Secret Gardens

The derelict house and wild garden which are a location for much of the action in Lady in Red, were inspired by the empty house and overgrown garden that I lived next door to as a child. But Lady in Red is just another book in a long line of stories about secret places that children discover and explore on their own, away from adult eyes. Here are my two favourites.

The Secret Garden Cover

The Secret Garden by Frances Hodgson Burnett

After Mary Lennox’s parents die, she has to return from India to live with her reclusive uncle in a rambling old house on the Yorkshire moors. Lonely and unloved, Mary’s life seems miserable, until she discovers a mysterious walled garden in the grounds which has been locked up for years. When she finds the key to the garden, she also makes two new friends, Together, the three of them make the garden bloom again, enriching all their lives, and giving Mary hope for a better future.

As a child, I spent a lot of time playing on my own in our back garden, building dens, watching the birds fly to and fro, and searching for caterpillars on leaves and woodlice under stones. The garden was my playground, and I loved plants and animals, so I really understood why the secret garden meant so much to Mary Lennox.

Tom’s Midnight Garden by Philippa Pearce

When Tom is sent to stay with his uncle and aunt in their small flat miles from home, he has no companions his own age, and is thoroughly bored. Then one night, as he lies sleepless in bed, he hears the grandfather clock downstairs strike thirteen…What is going on? When Tom creeps down the stairs to explore, he discovers the house has a huge garden which is not there during the day. As he explores the garden each night, he meets other children – but are they real, or ghosts?
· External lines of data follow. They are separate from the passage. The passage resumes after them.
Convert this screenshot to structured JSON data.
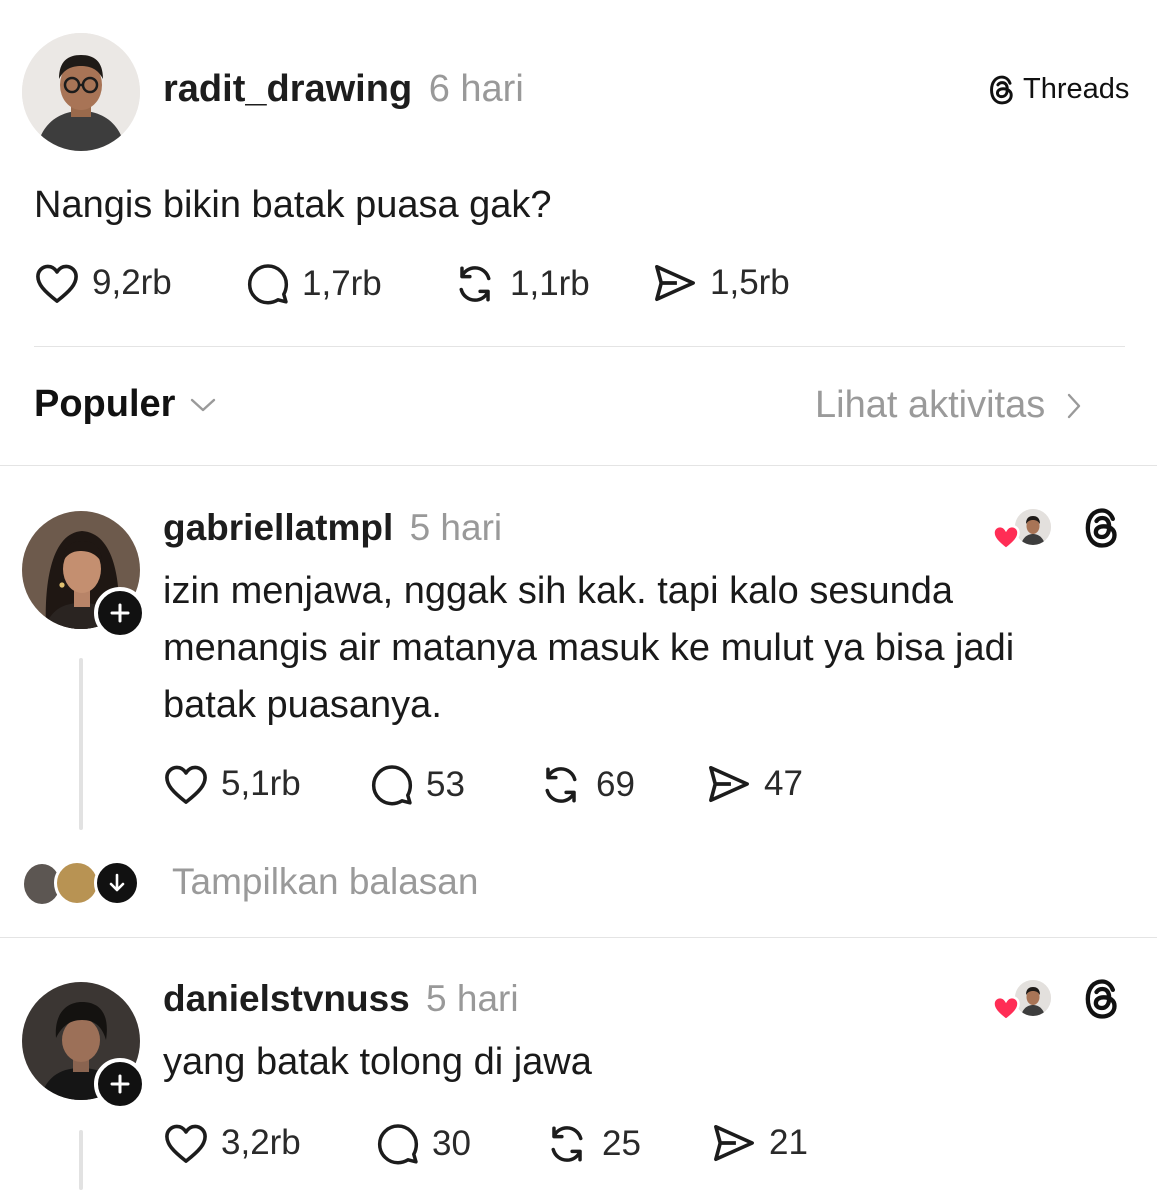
{
  "post": {
    "username": "radit_drawing",
    "time": "6 hari",
    "brand": "Threads",
    "text": "Nangis bikin batak puasa gak?",
    "likes": "9,2rb",
    "replies": "1,7rb",
    "reposts": "1,1rb",
    "shares": "1,5rb"
  },
  "sort": {
    "label": "Populer",
    "activity_link": "Lihat aktivitas"
  },
  "comments": [
    {
      "username": "gabriellatmpl",
      "time": "5 hari",
      "lines": [
        "izin menjawa, nggak sih kak. tapi kalo sesunda",
        "menangis air matanya masuk ke mulut ya bisa jadi",
        "batak puasanya."
      ],
      "likes": "5,1rb",
      "replies": "53",
      "reposts": "69",
      "shares": "47",
      "show_replies": "Tampilkan balasan"
    },
    {
      "username": "danielstvnuss",
      "time": "5 hari",
      "lines": [
        "yang batak tolong di jawa"
      ],
      "likes": "3,2rb",
      "replies": "30",
      "reposts": "25",
      "shares": "21"
    }
  ],
  "colors": {
    "heart_badge": "#ff2d55",
    "text": "#1a1a1a",
    "muted": "#999999"
  }
}
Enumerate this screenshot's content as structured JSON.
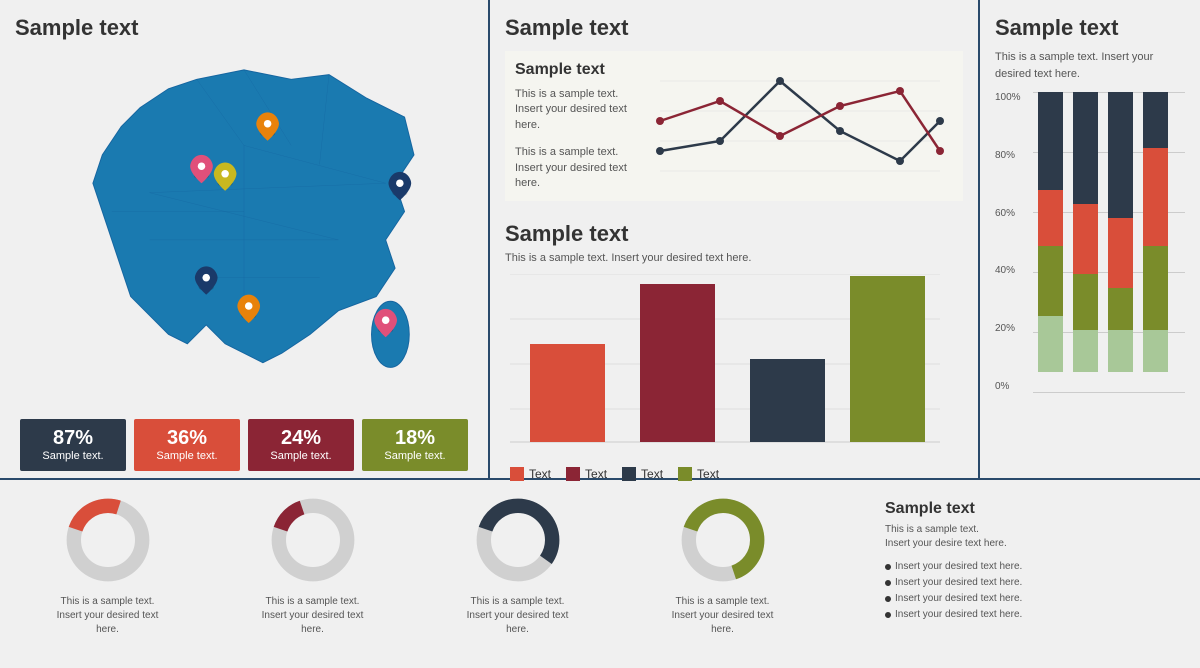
{
  "left": {
    "title": "Sample text",
    "stats": [
      {
        "percent": "87%",
        "label": "Sample text.",
        "style": "dark"
      },
      {
        "percent": "36%",
        "label": "Sample text.",
        "style": "red"
      },
      {
        "percent": "24%",
        "label": "Sample text.",
        "style": "darkred"
      },
      {
        "percent": "18%",
        "label": "Sample text.",
        "style": "olive"
      }
    ]
  },
  "middle": {
    "title": "Sample text",
    "lineChart": {
      "title": "Sample text",
      "text1": "This is a sample text. Insert your desired text here.",
      "text2": "This is a sample text. Insert your desired text here."
    },
    "barChart": {
      "title": "Sample text",
      "desc": "This is a sample text. Insert your desired text here.",
      "bars": [
        {
          "label": "Text",
          "color": "#d94e3a",
          "height": 55
        },
        {
          "label": "Text",
          "color": "#8b2535",
          "height": 80
        },
        {
          "label": "Text",
          "color": "#2d3a4a",
          "height": 45
        },
        {
          "label": "Text",
          "color": "#7a8c2a",
          "height": 88
        }
      ]
    }
  },
  "right": {
    "title": "Sample text",
    "text": "This is a sample text. Insert your desired text here.",
    "yLabels": [
      "100%",
      "80%",
      "60%",
      "40%",
      "20%",
      "0%"
    ],
    "cols": [
      {
        "segs": [
          {
            "color": "#2d3a4a",
            "pct": 35
          },
          {
            "color": "#d94e3a",
            "pct": 30
          },
          {
            "color": "#7a8c2a",
            "pct": 20
          },
          {
            "color": "#8fbc8f",
            "pct": 15
          }
        ]
      },
      {
        "segs": [
          {
            "color": "#2d3a4a",
            "pct": 40
          },
          {
            "color": "#d94e3a",
            "pct": 25
          },
          {
            "color": "#7a8c2a",
            "pct": 20
          },
          {
            "color": "#8fbc8f",
            "pct": 15
          }
        ]
      },
      {
        "segs": [
          {
            "color": "#2d3a4a",
            "pct": 45
          },
          {
            "color": "#d94e3a",
            "pct": 25
          },
          {
            "color": "#7a8c2a",
            "pct": 15
          },
          {
            "color": "#8fbc8f",
            "pct": 15
          }
        ]
      },
      {
        "segs": [
          {
            "color": "#2d3a4a",
            "pct": 20
          },
          {
            "color": "#d94e3a",
            "pct": 35
          },
          {
            "color": "#7a8c2a",
            "pct": 30
          },
          {
            "color": "#8fbc8f",
            "pct": 15
          }
        ]
      }
    ]
  },
  "bottom": {
    "donuts": [
      {
        "pct": 25,
        "color": "#d94e3a",
        "text": "This is a sample text. Insert your desired text here."
      },
      {
        "pct": 15,
        "color": "#8b2535",
        "text": "This is a sample text. Insert your desired text here."
      },
      {
        "pct": 55,
        "color": "#2d3a4a",
        "text": "This is a sample text. Insert your desired text here."
      },
      {
        "pct": 65,
        "color": "#7a8c2a",
        "text": "This is a sample text. Insert your desired text here."
      }
    ],
    "textPanel": {
      "title": "Sample text",
      "desc": "This is a sample text. Insert your desire text here.",
      "bullets": [
        "Insert your desired text here.",
        "Insert your desired text here.",
        "Insert your desired text here.",
        "Insert your desired text here."
      ]
    }
  }
}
I recently reread this novel as part of a university course, and enjoyed it all over again. It asks all sorts of interesting questions about time. Is it possible to travel back in time? And if you do, will you age at a different rate to the people you meet in a different time? It’s a magical story with an unexpected but satisfying ending.

Snake Research

Lady in Red, the third book in the Eye Spy series, is almost finished, and today I did some research to help me to complete it. This involved visiting our local reptile shop, and handling a snake for the very first time.
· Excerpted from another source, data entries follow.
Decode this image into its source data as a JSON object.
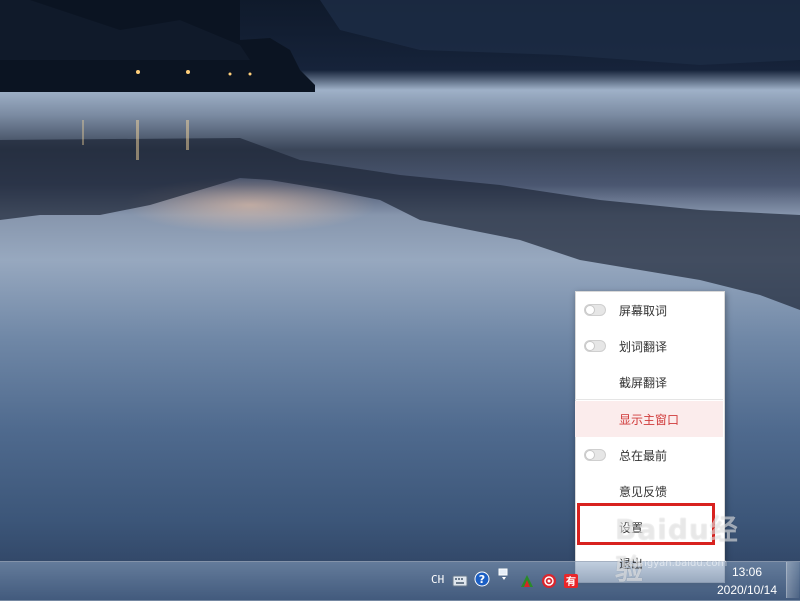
{
  "context_menu": {
    "items": [
      {
        "label": "屏幕取词",
        "has_toggle": true,
        "toggle_on": false
      },
      {
        "label": "划词翻译",
        "has_toggle": true,
        "toggle_on": false
      },
      {
        "label": "截屏翻译",
        "has_toggle": false
      },
      {
        "label": "显示主窗口",
        "has_toggle": false,
        "highlighted": true
      },
      {
        "label": "总在最前",
        "has_toggle": true,
        "toggle_on": false
      },
      {
        "label": "意见反馈",
        "has_toggle": false
      },
      {
        "label": "设置",
        "has_toggle": false,
        "annotated": true
      },
      {
        "label": "退出",
        "has_toggle": false
      }
    ],
    "highlight_color": "#d03a3a",
    "annotation_color": "#d8221f"
  },
  "taskbar": {
    "language_indicator": "CH",
    "tray_icons": [
      "keyboard-icon",
      "help-icon",
      "network-icon",
      "up-arrow-icon",
      "red-tool-icon",
      "target-icon",
      "youdao-icon"
    ],
    "clock": {
      "time": "13:06",
      "date": "2020/10/14"
    }
  },
  "watermark": {
    "logo": "Baidu经验",
    "url": "jingyan.baidu.com"
  }
}
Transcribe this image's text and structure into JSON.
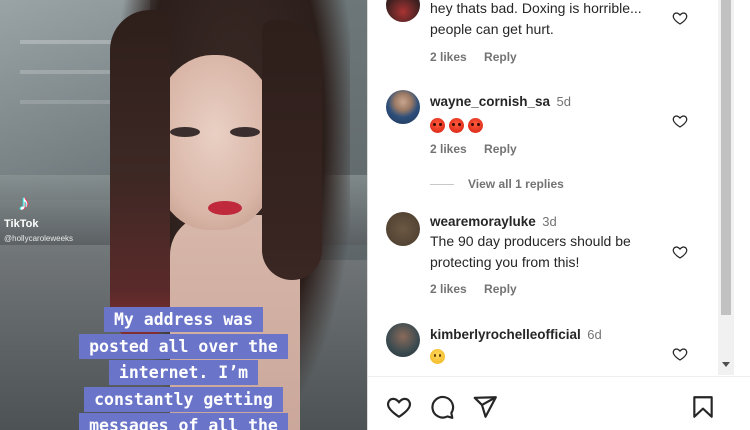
{
  "video": {
    "watermark_app": "TikTok",
    "watermark_handle": "@hollycaroleweeks",
    "caption_lines": [
      "My address was",
      "posted all over the",
      "internet. I’m",
      "constantly getting",
      "messages of all the"
    ]
  },
  "comments": [
    {
      "user": "",
      "time": "",
      "text": "hey thats bad. Doxing is horrible... people can get hurt.",
      "likes": "2 likes",
      "reply": "Reply"
    },
    {
      "user": "wayne_cornish_sa",
      "time": "5d",
      "text": "",
      "emoji": [
        "angry-face-emoji",
        "angry-face-emoji",
        "angry-face-emoji"
      ],
      "likes": "2 likes",
      "reply": "Reply"
    },
    {
      "user": "wearemorayluke",
      "time": "3d",
      "text": "The 90 day producers should be protecting you from this!",
      "likes": "2 likes",
      "reply": "Reply"
    },
    {
      "user": "kimberlyrochelleofficial",
      "time": "6d",
      "text": "",
      "emoji": [
        "sad-face-emoji"
      ],
      "likes": "",
      "reply": ""
    }
  ],
  "view_replies": "View all 1 replies",
  "actions": [
    "heart-icon",
    "comment-icon",
    "share-icon",
    "bookmark-icon"
  ],
  "colors": {
    "caption_bg": "#6a74c9",
    "text": "#262626",
    "muted": "#737373"
  }
}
Why? Because Jake, one of the main characters in Lady in Red, has a pet snake called Queenie, who plays a very important part in the story.

Although I found out quite a lot on the internet about keeping snakes, there is no substitute for seeing one close up, and holding it in your hands. When the shop owner handed me a Royal Python, a cream-coloured snake with a small head, I expected its skin to feel cold and wet and scaly. Surprise, surprise – it was beautifully warm, very soft and smooth, and completely dry. Instantly, I understood why Jake was so fond of Queenie.

And another surprise – the shop owner told me that snakes are fast overtaking cats and dogs in popularity. He thinks this is because they are really easy to look after. They only need food once a week, and they like to sleep during the day. This means that when you come home from school or work, they are just waking up and ready to interact with you. But although I’m now a much bigger fan of snakes than I was before, cats are, and always will be, my favourite pets!